Com todo esse preconceito, como então pensar em estratégias para a conservação dos pequenos mamíferos? Infelizmente, as idéias conservacionistas difundidas para a população humana não evoluíram o suficiente para chegarmos a esse ponto. Com certeza, investir na conservação dessas espécies não teria o mesmo apelo emocional e muito menos o mesmo impacto de marketing do que defender a conservação dos grandes predadores, como a onça-pintada, por exemplo. Mas com certeza contribuiria para a manutenção de muitos processos ecológicos. Vale a pena também mencionar que, assim como os pequenos mamíferos, outros grupos como morcegos, anfíbios e répteis, para mencionar apenas os vertebrados, têm sido negligenciados e considerados como sendo de pouca importância (ver matérias por Germano Woehl, no Eco, sobre as pererecas).

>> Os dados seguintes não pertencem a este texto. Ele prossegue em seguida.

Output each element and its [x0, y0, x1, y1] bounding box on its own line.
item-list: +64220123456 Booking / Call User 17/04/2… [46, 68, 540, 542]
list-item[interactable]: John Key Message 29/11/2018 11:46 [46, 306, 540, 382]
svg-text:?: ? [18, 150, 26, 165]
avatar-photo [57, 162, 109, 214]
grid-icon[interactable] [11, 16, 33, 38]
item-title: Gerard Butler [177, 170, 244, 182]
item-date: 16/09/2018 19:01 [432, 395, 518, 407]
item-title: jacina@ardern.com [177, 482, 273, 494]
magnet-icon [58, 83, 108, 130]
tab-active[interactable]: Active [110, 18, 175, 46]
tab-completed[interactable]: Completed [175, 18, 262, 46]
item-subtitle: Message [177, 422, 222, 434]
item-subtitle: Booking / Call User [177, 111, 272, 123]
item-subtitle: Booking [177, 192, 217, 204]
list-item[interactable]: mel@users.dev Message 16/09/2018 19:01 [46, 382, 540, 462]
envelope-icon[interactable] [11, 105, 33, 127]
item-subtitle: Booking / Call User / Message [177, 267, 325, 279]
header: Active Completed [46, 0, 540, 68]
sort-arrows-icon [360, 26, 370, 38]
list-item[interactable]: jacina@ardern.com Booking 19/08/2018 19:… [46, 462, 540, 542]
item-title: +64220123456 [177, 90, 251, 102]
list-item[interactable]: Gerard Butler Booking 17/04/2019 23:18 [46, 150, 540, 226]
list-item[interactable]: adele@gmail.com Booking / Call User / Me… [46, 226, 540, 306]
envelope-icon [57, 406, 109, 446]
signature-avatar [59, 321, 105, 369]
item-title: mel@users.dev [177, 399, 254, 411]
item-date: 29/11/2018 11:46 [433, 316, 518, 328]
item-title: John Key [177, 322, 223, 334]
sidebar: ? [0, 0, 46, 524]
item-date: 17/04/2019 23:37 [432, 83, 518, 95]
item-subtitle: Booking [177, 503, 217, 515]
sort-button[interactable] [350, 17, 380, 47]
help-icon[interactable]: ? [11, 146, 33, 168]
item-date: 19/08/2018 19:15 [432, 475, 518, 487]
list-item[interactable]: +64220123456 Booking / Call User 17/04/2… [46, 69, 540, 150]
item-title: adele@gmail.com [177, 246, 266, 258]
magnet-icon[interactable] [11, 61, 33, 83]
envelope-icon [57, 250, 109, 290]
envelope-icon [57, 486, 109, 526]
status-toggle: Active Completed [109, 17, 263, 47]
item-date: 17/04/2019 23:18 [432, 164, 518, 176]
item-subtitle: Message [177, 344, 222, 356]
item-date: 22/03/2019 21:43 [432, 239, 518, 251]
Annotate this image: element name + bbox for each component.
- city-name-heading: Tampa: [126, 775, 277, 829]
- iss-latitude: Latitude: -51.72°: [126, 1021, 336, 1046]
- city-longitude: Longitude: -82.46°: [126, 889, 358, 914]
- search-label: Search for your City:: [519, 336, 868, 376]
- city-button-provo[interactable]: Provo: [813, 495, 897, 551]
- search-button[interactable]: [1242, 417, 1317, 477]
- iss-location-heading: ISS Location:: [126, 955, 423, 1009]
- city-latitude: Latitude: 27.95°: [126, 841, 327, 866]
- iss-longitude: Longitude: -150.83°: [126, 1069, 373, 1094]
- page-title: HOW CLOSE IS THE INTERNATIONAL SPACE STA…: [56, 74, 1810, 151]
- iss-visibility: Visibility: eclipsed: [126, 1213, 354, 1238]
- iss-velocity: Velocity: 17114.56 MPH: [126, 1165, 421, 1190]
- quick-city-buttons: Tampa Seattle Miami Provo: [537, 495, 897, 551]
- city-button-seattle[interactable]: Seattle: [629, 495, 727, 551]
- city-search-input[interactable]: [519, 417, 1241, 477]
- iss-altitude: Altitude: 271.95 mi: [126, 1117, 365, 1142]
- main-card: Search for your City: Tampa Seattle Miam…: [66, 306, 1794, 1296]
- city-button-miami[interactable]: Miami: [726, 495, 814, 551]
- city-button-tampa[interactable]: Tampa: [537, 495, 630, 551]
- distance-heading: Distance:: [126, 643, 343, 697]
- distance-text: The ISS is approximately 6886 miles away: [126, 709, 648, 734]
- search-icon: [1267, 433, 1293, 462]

Enquanto esperamos pela expansão e aplicação das idéias e das práticas conservacionistas específicas para esses grupos menos compreendidos, ficamos torcendo para que seja verdadeiro o conceito largamente usado em Biologia da Conservação atualmente, o das espécies guarda-chuvas. Essas espécies são aquelas consideradas mais exigentes ecologicamente, como os grandes predadores ou grandes herbívoros, que são mais especialistas nos tipos de habitats que ocupam e que precisam de áreas enormes para suprir as suas necessidades de alimentação, proteção e reprodução. Segundo esse conceito, a conservação de áreas grandes o suficiente para manter populações viáveis dessas espécies, automaticamente garantiria a proteção de todas as espécies que vem abaixo delas, na cadeia alimentar. Por esse motivo, esperamos que as centenas de espécies de ratos, gambás e cuícas sejam realmente protegidas no guarda-chuva de espécies maiores e mais famosas, como onças, harpias, antas e tamanduás.